It's like he's never met anyone who works hard and has a healthy lifestyle but still likes to have a few glasses of wine with dinner sometimes. You're either a teetotaler or an alcoholic about to die of liver failure. There's no middle ground here.
Yeah, it's like he's never met anyone who works hard and has a healthy lifestyle but still likes to snort a few lines of
cocaine with dinner sometimes.
And before you cry foul, realize that alcohol and cocaine are not that different on the addiction scale.
The "religious hogwash" comment reminds me of my other objection to this tract. Alcoholics don't need medical treatment or anything, they just need to accept Jesus as their saviour and everything will be fine.

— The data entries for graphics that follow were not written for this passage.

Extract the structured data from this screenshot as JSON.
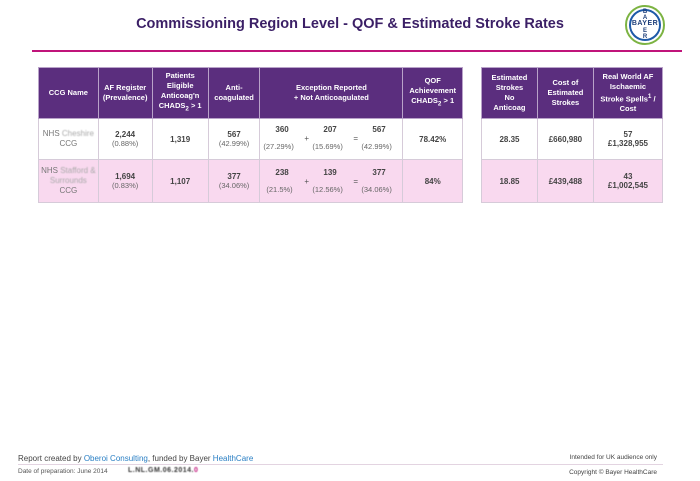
{
  "title": "Commissioning Region Level - QOF & Estimated Stroke Rates",
  "logo": {
    "horizontal": "BAYER",
    "vertical": [
      "B",
      "A",
      "Y",
      "E",
      "R"
    ]
  },
  "left_table": {
    "headers": {
      "ccg": "CCG Name",
      "af_line1": "AF Register",
      "af_line2": "(Prevalence)",
      "elig_line1": "Patients",
      "elig_line2": "Eligible",
      "elig_line3": "Anticoag'n",
      "elig_line4": "CHADS",
      "elig_sub": "2",
      "elig_tail": " > 1",
      "anti_line1": "Anti-",
      "anti_line2": "coagulated",
      "exc_line1": "Exception Reported",
      "exc_line2": "+ Not Anticoagulated",
      "qof_line1": "QOF",
      "qof_line2": "Achievement",
      "qof_line3": "CHADS",
      "qof_sub": "2",
      "qof_tail": " > 1"
    },
    "rows": [
      {
        "ccg_prefix": "NHS",
        "ccg_blur": "Cheshire",
        "ccg_suffix": "CCG",
        "af": "2,244",
        "af_pct": "(0.88%)",
        "eligible": "1,319",
        "anti": "567",
        "anti_pct": "(42.99%)",
        "exc_a": "360",
        "exc_a_pct": "(27.29%)",
        "exc_plus": "+",
        "exc_b": "207",
        "exc_b_pct": "(15.69%)",
        "exc_eq": "=",
        "exc_c": "567",
        "exc_c_pct": "(42.99%)",
        "qof": "78.42%"
      },
      {
        "ccg_prefix": "NHS",
        "ccg_blur": "Stafford & Surrounds",
        "ccg_suffix": "CCG",
        "af": "1,694",
        "af_pct": "(0.83%)",
        "eligible": "1,107",
        "anti": "377",
        "anti_pct": "(34.06%)",
        "exc_a": "238",
        "exc_a_pct": "(21.5%)",
        "exc_plus": "+",
        "exc_b": "139",
        "exc_b_pct": "(12.56%)",
        "exc_eq": "=",
        "exc_c": "377",
        "exc_c_pct": "(34.06%)",
        "qof": "84%"
      }
    ]
  },
  "right_table": {
    "headers": {
      "est_line1": "Estimated",
      "est_line2": "Strokes",
      "est_line3": "No",
      "est_line4": "Anticoag",
      "cost_line1": "Cost of",
      "cost_line2": "Estimated",
      "cost_line3": "Strokes",
      "rw_line1": "Real World AF",
      "rw_line2": "Ischaemic",
      "rw_line3": "Stroke Spells",
      "rw_sup": "1",
      "rw_tail": " /",
      "rw_line4": "Cost"
    },
    "rows": [
      {
        "est": "28.35",
        "cost": "£660,980",
        "rw_count": "57",
        "rw_cost": "£1,328,955"
      },
      {
        "est": "18.85",
        "cost": "£439,488",
        "rw_count": "43",
        "rw_cost": "£1,002,545"
      }
    ]
  },
  "footer": {
    "credit_prefix": "Report created by ",
    "credit_oberoi": "Oberoi Consulting",
    "credit_mid": ", funded by Bayer ",
    "credit_hc": "HealthCare",
    "date": "Date of preparation: June 2014",
    "code_main": "L.NL.GM.06.2014.",
    "code_pink": "0",
    "audience": "Intended for UK audience only",
    "copyright": "Copyright © Bayer HealthCare"
  },
  "colors": {
    "header_purple": "#5b2e7e",
    "title": "#3b1f66",
    "rule": "#c0147a",
    "row_pink": "#f9d9ef"
  }
}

Can You Cure Yourself of Drug Addiction?
"A survey by Gene Heyman, a research psychologist at McLean Hospital in Massachusetts, found that between 60 to 80 percent of people who were addicted in their teens and 20s were substance-free by their 30s... the majority of soldiers who became addicted to narcotics overseas later stopped using them
without therapy."
"Is it possible to cure yourself of addiction without professional help? How often does that happen?

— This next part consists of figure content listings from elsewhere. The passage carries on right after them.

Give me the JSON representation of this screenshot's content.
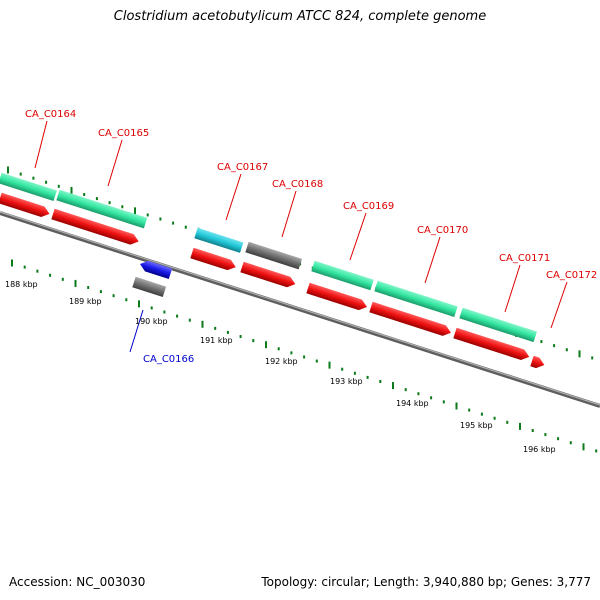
{
  "title": "Clostridium acetobutylicum ATCC 824, complete genome",
  "footer": {
    "accession": "Accession: NC_003030",
    "summary": "Topology: circular; Length: 3,940,880 bp; Genes: 3,777"
  },
  "colors": {
    "cds_forward": "#ee1111",
    "cds_reverse": "#1a1ae6",
    "gene_green": "#33e6a0",
    "gene_cyan": "#20c8d8",
    "gene_gray": "#707070",
    "tick_green": "#0b7a1a",
    "label_red": "#dd0000",
    "label_blue": "#0000cc",
    "backbone": "#888888"
  },
  "kbp_labels": [
    "188 kbp",
    "189 kbp",
    "190 kbp",
    "191 kbp",
    "192 kbp",
    "193 kbp",
    "194 kbp",
    "195 kbp",
    "196 kbp"
  ],
  "genes": [
    {
      "name": "CA_C0164",
      "strand": "forward",
      "feature": "green"
    },
    {
      "name": "CA_C0165",
      "strand": "forward",
      "feature": "green"
    },
    {
      "name": "CA_C0166",
      "strand": "reverse",
      "feature": "gray"
    },
    {
      "name": "CA_C0167",
      "strand": "forward",
      "feature": "cyan"
    },
    {
      "name": "CA_C0168",
      "strand": "forward",
      "feature": "gray"
    },
    {
      "name": "CA_C0169",
      "strand": "forward",
      "feature": "green"
    },
    {
      "name": "CA_C0170",
      "strand": "forward",
      "feature": "green"
    },
    {
      "name": "CA_C0171",
      "strand": "forward",
      "feature": "green"
    },
    {
      "name": "CA_C0172",
      "strand": "forward",
      "feature": "none"
    }
  ]
}
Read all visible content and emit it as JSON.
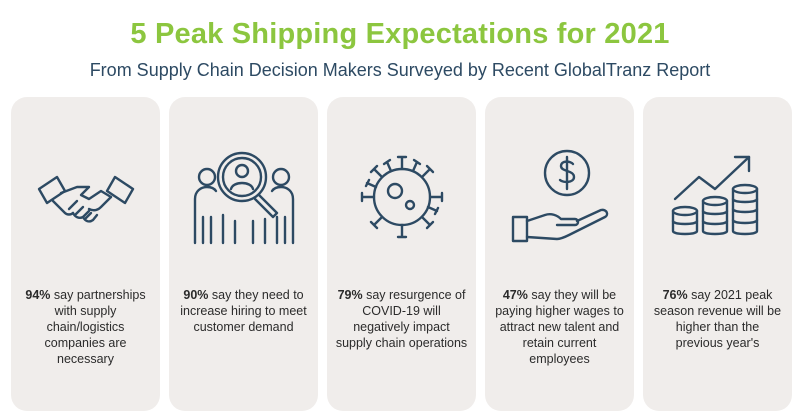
{
  "title": "5 Peak Shipping Expectations for 2021",
  "subtitle": "From Supply Chain Decision Makers Surveyed by Recent GlobalTranz Report",
  "colors": {
    "title": "#8cc63f",
    "subtitle": "#2d4a63",
    "card_bg": "#f0edeb",
    "icon_stroke": "#2d4a63"
  },
  "cards": [
    {
      "icon": "handshake-icon",
      "stat": "94%",
      "text": "say partnerships with supply chain/logistics companies are necessary"
    },
    {
      "icon": "hiring-search-icon",
      "stat": "90%",
      "text": "say they need to increase hiring to meet customer demand"
    },
    {
      "icon": "virus-icon",
      "stat": "79%",
      "text": "say resurgence of COVID-19 will negatively impact supply chain operations"
    },
    {
      "icon": "hand-dollar-icon",
      "stat": "47%",
      "text": "say they will be paying higher wages to attract new talent and retain current employees"
    },
    {
      "icon": "revenue-growth-icon",
      "stat": "76%",
      "text": "say 2021 peak season revenue will be higher than the previous year's"
    }
  ]
}
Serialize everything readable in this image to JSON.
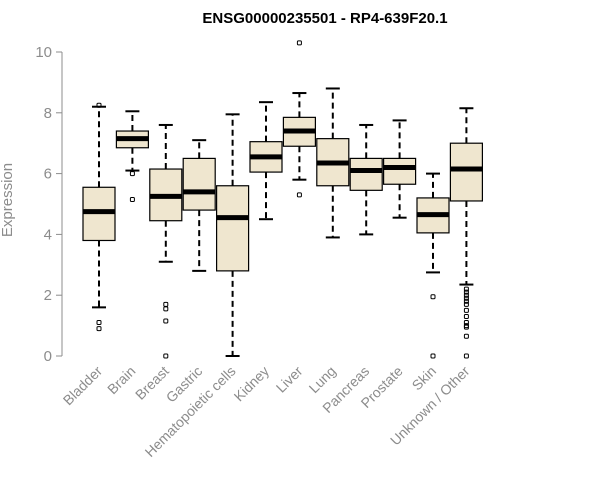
{
  "chart_data": {
    "type": "boxplot",
    "title": "ENSG00000235501 - RP4-639F20.1",
    "xlabel": "",
    "ylabel": "Expression",
    "ylim": [
      0,
      10.4
    ],
    "yticks": [
      0,
      2,
      4,
      6,
      8,
      10
    ],
    "ytick_labels": [
      "0",
      "2",
      "4",
      "6",
      "8",
      "10"
    ],
    "grid": false,
    "colors": {
      "box_fill": "#efe6cf",
      "stroke": "#000000",
      "axis": "#8c8c8c"
    },
    "categories": [
      "Bladder",
      "Brain",
      "Breast",
      "Gastric",
      "Hematopoietic cells",
      "Kidney",
      "Liver",
      "Lung",
      "Pancreas",
      "Prostate",
      "Skin",
      "Unknown / Other"
    ],
    "boxes": [
      {
        "label": "Bladder",
        "whisker_low": 1.6,
        "q1": 3.8,
        "median": 4.75,
        "q3": 5.55,
        "whisker_high": 8.2,
        "outliers": [
          1.1,
          0.9,
          8.25
        ]
      },
      {
        "label": "Brain",
        "whisker_low": 6.1,
        "q1": 6.85,
        "median": 7.15,
        "q3": 7.4,
        "whisker_high": 8.05,
        "outliers": [
          6.0,
          5.15
        ]
      },
      {
        "label": "Breast",
        "whisker_low": 3.1,
        "q1": 4.45,
        "median": 5.25,
        "q3": 6.15,
        "whisker_high": 7.6,
        "outliers": [
          1.7,
          1.55,
          1.15,
          0.0
        ]
      },
      {
        "label": "Gastric",
        "whisker_low": 2.8,
        "q1": 4.8,
        "median": 5.4,
        "q3": 6.5,
        "whisker_high": 7.1,
        "outliers": []
      },
      {
        "label": "Hematopoietic cells",
        "whisker_low": 0.0,
        "q1": 2.8,
        "median": 4.55,
        "q3": 5.6,
        "whisker_high": 7.95,
        "outliers": []
      },
      {
        "label": "Kidney",
        "whisker_low": 4.5,
        "q1": 6.05,
        "median": 6.55,
        "q3": 7.05,
        "whisker_high": 8.35,
        "outliers": []
      },
      {
        "label": "Liver",
        "whisker_low": 5.8,
        "q1": 6.9,
        "median": 7.4,
        "q3": 7.85,
        "whisker_high": 8.65,
        "outliers": [
          10.3,
          5.3
        ]
      },
      {
        "label": "Lung",
        "whisker_low": 3.9,
        "q1": 5.6,
        "median": 6.35,
        "q3": 7.15,
        "whisker_high": 8.8,
        "outliers": []
      },
      {
        "label": "Pancreas",
        "whisker_low": 4.0,
        "q1": 5.45,
        "median": 6.1,
        "q3": 6.5,
        "whisker_high": 7.6,
        "outliers": []
      },
      {
        "label": "Prostate",
        "whisker_low": 4.55,
        "q1": 5.65,
        "median": 6.2,
        "q3": 6.5,
        "whisker_high": 7.75,
        "outliers": []
      },
      {
        "label": "Skin",
        "whisker_low": 2.75,
        "q1": 4.05,
        "median": 4.65,
        "q3": 5.2,
        "whisker_high": 6.0,
        "outliers": [
          1.95,
          0.0
        ]
      },
      {
        "label": "Unknown / Other",
        "whisker_low": 2.35,
        "q1": 5.1,
        "median": 6.15,
        "q3": 7.0,
        "whisker_high": 8.15,
        "outliers": [
          2.2,
          2.1,
          2.0,
          1.9,
          1.8,
          1.7,
          1.5,
          1.3,
          1.1,
          1.0,
          0.95,
          0.65,
          0.0
        ]
      }
    ]
  }
}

Of course it's possible. Most people recover and
most people do it on their own. That's in no way saying that everyone should be expected to quit on their own and in no way denies that quitting is a hard thing to do. This is just an empirical fact...
How do addicts stop on their own?
They have to be
motivated."
The message is clear - the most important factor in breaking any addiction is
willpower. If a person is religious (74% of Americans) then appealing to their faith may be a winning strategy. Of all the Chick Tracts I have seen, this one is the least offensive. Sure, he's still promoting his fundamentalist view of Christianity, but it's better than telling alcoholics that they are helpless victims of their own brain chemistry.
I'm not a medical professional, but it's been suggested that many people who abuse alcohol are actually self-medicating for a mental health problem
True, but for many of them alcohol becomes the
cause of their mental health problems. Everybody has their ups and downs, and even people with healthy minds experience situations where being a little drunk might make life more bearable. The problem is that once you discover the power alcohol has to make you feel better, it's too easy to reach for the bottle every time you feel pain.
The problem with drugs is that they short-circuit the brain's system of pain and reward. Instead of being motivated toward positive behavior, drugs simply kill the pain message and leave the cause untreated. The sufferer then has to keep taking more and more of the drug in order to feel 'better', when in reality they are the same or worse. It is an example of how Man's superior intelligence and technological skills can actually do him more harm than good.
Plasticity of Addiction: a Mesolimbic Dopamine Short-Circuit?
"addiction occurs because drugs of abuse are able to take control of normal brain reward circuits that provide reinforcement of behaviors related to survival (e.g. food, water and sex). While natural rewards activate the reward circuit until the survival-related behavior is learned,
drugs of abuse continue to stimulate the circuit upon repeated exposures."
Chick just ignores the many people who can have an occasional drink without a problem.
Yes, but why not? He's not speaking to those who are able to have an occasional drink without problem. Nobody knows how they will be affected by alcohol until they try it, and there is no compelling reason
to drink, so a strategy of total abstinence is not such a bad idea. If nothing else, it would eliminate the problem of teenage drunkenness which seems to be endemic in our society.
I grew up in environment where alcohol was a big part of the culture, and it caused a lot of harm (my cousin was killed by a drunk driver). As a teenager I made the decision to resist peer pressure and avoid drinking altogether. Even now at age 57, I won't drink more than half a glass of wine because I don't like what it does to me. I have not suffered any great loss for this act of willpower, but I have avoided all of the bad effects that many of my friends suffered from alcohol.
However not everybody has the willpower to go against social norms, and many don't realize they have made a mistake until it's too late. If Jack Chick can help people avoid alcoholism by appealing to their faith then I say good on him. The Bible may not be
true, but it isn't completely worthless.